We are all busy people, including our witnesses. We're in a committee that's scheduled to go from 11 o'clock to one o'clock. It's now one o'clock, so why are we doing...? It seems to me that there's a bit of a situation of not being willing to follow the rules unless it's going to disadvantage Conservative members of Parliament who are trying to ask questions and trying to do it within the rules.
We've set out, as a committee, the rounds of questioning, the amount of time it would take and when our meetings end. Our meeting ends at one o'clock. I find it extraordinary that we come to one o'clock.... Witnesses have things to do. I have things to do. I presume that the other members of Parliament have things to do. However, now we're somehow going into another round of questioning when the meeting is over.
I'll confess to a bit of confusion, because six minutes ago the chair was, I believe, being faulted for not permitting Mr. Lake to ask his full round of questioning. You then intervened with the clerk, who indicated that we have the room available. I thought there was consensus among committee members and the witnesses to continue so that we could could conclude a full round of questioning, which is what I thought Mr. Moore was originally raising a concern about. Now it seems that the exact opposite concern is being raised.
I would ask for some clarity, because I personally believe, and I believe my Liberal colleagues believe, that if people want to ask a full round of questions and if the witnesses in the room are available, we should continue so that we can do just that.
Before I come to you, Mr. Garrison, I will say, Mr. Moore, that in addressing the concerns you raised at the last meeting about running over time, I had tried to divvy up whatever time was remaining to keep your schedule in mind to make sure that we had an equitable distribution of time for all the members on the committee. That's what I was trying to do.
With your intervention and with the clerk's clarification that we do have the room for another full round of questions, I am happy to make that decision and to allow for another full round of questions.
Thank you very much, Madam Chair. I think we would need unanimous consent to proceed beyond our scheduled time. While I would very much like to hear more from the witnesses and while I have more questions, like everyone else, I have schedules to keep. If I'm being asked to consent to extend the time, I would not agree.
No. We've agreed on speaking times. We've agreed on the rounds. We've agreed that it goes Conservative, Liberal, Bloc, NDP, and then back to Conservative. Changing the rules as we go is not going to be conducive to our being able to have productive committee meetings.
We've heard from witnesses. We've done our rounds of questioning. It's the end of the meeting, and there's not consent to continue the meeting any longer beyond our schedule.
My understanding is that it is not unanimous that we proceed with extending the committee meeting or not. It is by a majority, so I ask the committee now if a majority of the committee would like to continue the meeting to finish the second round of questions.
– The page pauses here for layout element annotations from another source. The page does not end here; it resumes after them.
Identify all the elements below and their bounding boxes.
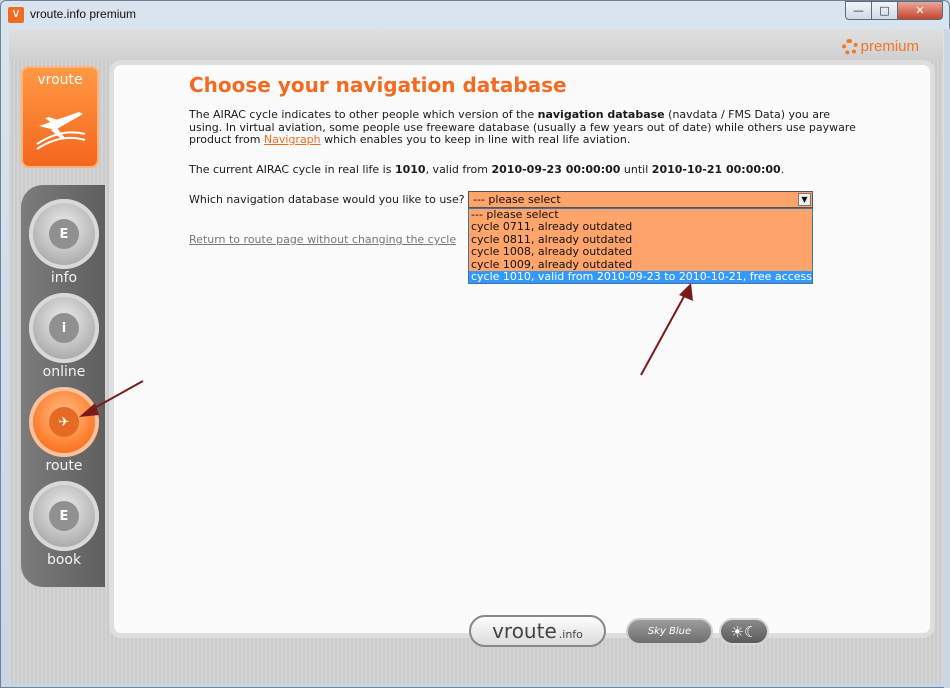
airac-text: , valid from (425, 162, 492, 176)
select-value: --- please select (473, 193, 561, 206)
airac-text: . (780, 162, 785, 176)
return-link[interactable]: Return to route page without changing th… (189, 233, 456, 246)
vroute-suffix: .info (558, 627, 583, 641)
navigraph-link[interactable]: Navigraph (264, 133, 321, 146)
info-nav-icon: E (29, 199, 99, 269)
dropdown-option-highlighted[interactable]: cycle 1010, valid from 2010-09-23 to 201… (469, 270, 812, 284)
airplane-icon (36, 112, 86, 150)
route-nav-icon: ✈ (29, 387, 99, 457)
dropdown-option[interactable]: cycle 1008, already outdated (469, 245, 812, 258)
app-header: premium (9, 29, 943, 61)
app-chrome: premium vroute E info i online ✈ route E… (9, 29, 943, 683)
window-title: vroute.info premium (30, 7, 137, 21)
intro-text: which enables you to keep in line with r… (320, 133, 631, 146)
info-icon: i (49, 313, 79, 343)
book-nav-icon: E (29, 481, 99, 551)
vroute-label: vroute (492, 619, 557, 643)
dropdown-option[interactable]: cycle 0711, already outdated (469, 220, 812, 233)
question-label: Which navigation database would you like… (189, 193, 465, 206)
brand-label: vroute (37, 72, 83, 88)
sun-moon-icon: ☀☾ (730, 622, 758, 641)
sidebar-item-label: route (45, 458, 83, 474)
intro-paragraph: The AIRAC cycle indicates to other peopl… (189, 108, 857, 147)
sidebar-item-info[interactable]: E info (29, 199, 99, 286)
page-title: Choose your navigation database (189, 73, 567, 97)
sidebar-item-book[interactable]: E book (29, 481, 99, 568)
title-bar: V vroute.info premium — □ ✕ (1, 1, 949, 29)
brand-tile[interactable]: vroute (21, 66, 99, 168)
maximize-button[interactable]: □ (872, 1, 898, 20)
content-body: Choose your navigation database The AIRA… (189, 71, 889, 285)
airac-from: 2010-09-23 00:00:00 (491, 162, 621, 176)
sky-blue-button[interactable]: Sky Blue (626, 618, 713, 645)
sidebar-item-online[interactable]: i online (29, 293, 99, 380)
sidebar-item-label: online (42, 364, 86, 380)
plane-icon: ✈ (49, 407, 79, 437)
airac-info: The current AIRAC cycle in real life is … (189, 163, 889, 176)
minimize-button[interactable]: — (845, 1, 872, 20)
content-panel: Choose your navigation database The AIRA… (109, 60, 935, 638)
premium-label: premium (860, 38, 919, 55)
vroute-home-button[interactable]: vroute .info (469, 615, 606, 647)
airac-text: until (620, 162, 652, 176)
close-button[interactable]: ✕ (898, 1, 943, 20)
gear-icon (841, 38, 858, 55)
intro-text: The AIRAC cycle indicates to other peopl… (189, 108, 538, 121)
sidebar-item-route[interactable]: ✈ route (29, 387, 99, 474)
sidebar-item-label: info (50, 270, 78, 286)
theme-toggle-button[interactable]: ☀☾ (719, 618, 769, 645)
database-select[interactable]: --- please select ▼ (468, 191, 813, 208)
app-icon: V (8, 7, 24, 23)
footer-bar: vroute .info Sky Blue ☀☾ (9, 609, 943, 679)
app-window: V vroute.info premium — □ ✕ premium vrou… (0, 0, 950, 688)
online-nav-icon: i (29, 293, 99, 363)
airac-text: The current AIRAC cycle in real life is (189, 162, 395, 176)
sidebar-rail: E info i online ✈ route E book (21, 185, 105, 587)
chevron-down-icon[interactable]: ▼ (798, 193, 811, 206)
airac-until: 2010-10-21 00:00:00 (651, 162, 781, 176)
document-icon: E (49, 219, 79, 249)
airac-cycle: 1010 (394, 162, 426, 176)
window-controls: — □ ✕ (845, 1, 943, 20)
sky-blue-label: Sky Blue (647, 626, 692, 637)
window-edge (944, 29, 950, 688)
premium-badge[interactable]: premium (841, 38, 919, 55)
book-icon: E (49, 501, 79, 531)
database-dropdown-list: --- please select cycle 0711, already ou… (468, 208, 813, 285)
intro-bold: navigation database (537, 108, 665, 121)
sidebar-item-label: book (46, 552, 82, 568)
Unless there's further debate, we'll ask the clerk to administer a vote at this time, whether it's recorded or on division.
(Motion agreed to: yeas 6; nays 5 [See Minutes of Proceedings])
The Chair: Thank you.
At this time, then, I guess we are done with this meeting today.
Mr. Clerk, please send out a reminder to all the members of the committee to please sign in at least 15 to 20 minutes before the meeting starts so that we can start in a timely fashion and continue the meeting in a timely fashion as well. Thank you, everyone.
I would like to take this moment to thank our witnesses for their time today. We really appreciate it. Again, I will remind you that if there are things that you have not been able to get on the record today and clarifications that you would like to provide, please do submit your written submissions to the clerk so that we can get them on the record and can include them in our deliberations on Bill C-7.
I thank you, everybody, for your time. The meeting stands adjourned.